And a Happy Friday to all of you out there in Internet-Land. Your humble blogger is heading to Orlando this weekend for my stepsister’s wedding, and I’m also getting to see some old friends I haven’t seen in while, so I’m very excited. Lots of good news going on this week to counter all the insanity in Washington, D.C…
First up, as a substitute teacher and the child of two retired teachers I know how rarely teachers get appreciated, so whoever came up with Teacher Apprecation Week, bravo. The folks at Upworthy.com chronicled a whole bunch of fantastic teacher tributes that went on around the country, including the photo above for Mrs. Farvour in Wisconsin.
Check out all the photos and Tweets at the Upworthy story; and remember for a minute the teacher that changed your life
I always think of mine when I talk about teachers; I wrote this back in 2009 about the teacher who I admired most.
**Next up, an amazing little girl named Leah Nelson of Sacramento, Calif. has started an organization called “Becuz I Care,” where she makes Rainbow Loom bracelets (made of rubber bands) and sends them to people to encourage them to do good deeds.
As she explained to Today.com last year, “You don’t have to buy anything,” Leah told TODAY Parents. “Just whenever you do something kind, you pass it on, and you ask them to pay it forward as well by passing on the bracelet when they do something kind for someone else.”
Leah and her family also raise money to help those in need, and sometimes just do things like this, a video that blew me away. Watch Leah approach a clearly distressed woman and make her day:
Just tremendous. You go, Leah. What an amazing child.
**Finally today, another athlete who has always seemed to “get it” is Cubs star Anthony Rizzo. He’s a smart, funny dude who in just a few years in Chicago has become a big star and pretty close to universally beloved.
Stuff like this helps: Rizzo just pledged $3.5 million to a Chicago children’s hospital, the Ann and Robert H. Lurie Children’s Hospital of Chicago.
The Hope 44 Endowed Fund will provide grants on a case-by-case basis for families facing financial hardship due to unexpected needs resulting from a child’s treatment for cancer.
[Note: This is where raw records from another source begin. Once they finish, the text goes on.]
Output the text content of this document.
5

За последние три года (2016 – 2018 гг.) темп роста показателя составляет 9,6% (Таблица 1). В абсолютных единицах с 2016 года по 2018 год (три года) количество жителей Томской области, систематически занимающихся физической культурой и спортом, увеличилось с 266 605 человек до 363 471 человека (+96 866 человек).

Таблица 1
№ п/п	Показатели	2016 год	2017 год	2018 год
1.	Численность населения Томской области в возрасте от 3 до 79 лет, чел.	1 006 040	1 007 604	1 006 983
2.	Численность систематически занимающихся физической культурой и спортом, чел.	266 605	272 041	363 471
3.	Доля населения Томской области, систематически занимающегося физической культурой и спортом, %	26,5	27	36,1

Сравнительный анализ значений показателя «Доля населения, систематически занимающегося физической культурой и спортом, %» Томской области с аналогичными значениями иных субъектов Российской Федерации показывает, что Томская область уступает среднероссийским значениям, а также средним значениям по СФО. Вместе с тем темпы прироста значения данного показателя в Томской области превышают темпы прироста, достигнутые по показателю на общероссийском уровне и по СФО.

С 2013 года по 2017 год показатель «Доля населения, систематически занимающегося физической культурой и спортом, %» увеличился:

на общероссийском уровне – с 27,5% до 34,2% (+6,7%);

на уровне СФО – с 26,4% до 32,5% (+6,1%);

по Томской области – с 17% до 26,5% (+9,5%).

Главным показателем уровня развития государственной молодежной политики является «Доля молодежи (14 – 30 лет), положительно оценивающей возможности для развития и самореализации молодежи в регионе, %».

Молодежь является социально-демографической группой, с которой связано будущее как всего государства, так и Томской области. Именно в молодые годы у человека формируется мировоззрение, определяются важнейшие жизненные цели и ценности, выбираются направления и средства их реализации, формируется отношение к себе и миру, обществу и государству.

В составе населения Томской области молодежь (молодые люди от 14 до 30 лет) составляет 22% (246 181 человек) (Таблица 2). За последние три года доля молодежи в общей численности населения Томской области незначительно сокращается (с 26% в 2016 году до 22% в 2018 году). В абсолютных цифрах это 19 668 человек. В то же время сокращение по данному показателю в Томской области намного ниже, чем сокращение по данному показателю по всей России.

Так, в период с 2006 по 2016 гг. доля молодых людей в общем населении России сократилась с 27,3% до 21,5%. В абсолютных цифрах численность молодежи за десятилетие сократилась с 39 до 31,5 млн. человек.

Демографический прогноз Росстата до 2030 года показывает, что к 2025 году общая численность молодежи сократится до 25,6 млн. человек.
These expenses include but are not limited to: insurance copays, meals, parking, rent, utility bills and child care for siblings.
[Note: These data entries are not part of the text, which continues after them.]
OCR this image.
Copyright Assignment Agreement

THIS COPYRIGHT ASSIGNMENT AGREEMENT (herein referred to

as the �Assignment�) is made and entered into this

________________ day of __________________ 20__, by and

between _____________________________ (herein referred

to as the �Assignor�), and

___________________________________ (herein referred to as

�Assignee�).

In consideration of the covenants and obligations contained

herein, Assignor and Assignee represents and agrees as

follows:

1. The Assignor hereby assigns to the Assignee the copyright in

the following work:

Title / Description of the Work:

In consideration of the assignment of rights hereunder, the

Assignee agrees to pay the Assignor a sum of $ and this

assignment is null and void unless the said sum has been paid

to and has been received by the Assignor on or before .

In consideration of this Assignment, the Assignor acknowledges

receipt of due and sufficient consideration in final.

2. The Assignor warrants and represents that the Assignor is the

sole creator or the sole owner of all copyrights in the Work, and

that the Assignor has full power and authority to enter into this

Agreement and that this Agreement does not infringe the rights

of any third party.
The fund will enable oncology social workers to immediately assess a family’s need for assistance, without restrictions on a patient’s age or stage in diagnosis or the need for a formal application. A number of patients’ families have benefitted from the Rizzo Foundation’s Hope 44 Fund, which has already granted approximately $75,000 to offset these types of expenses.
Rizzo is a cancer survivor himself, and to see him giving back like this is phenomenal.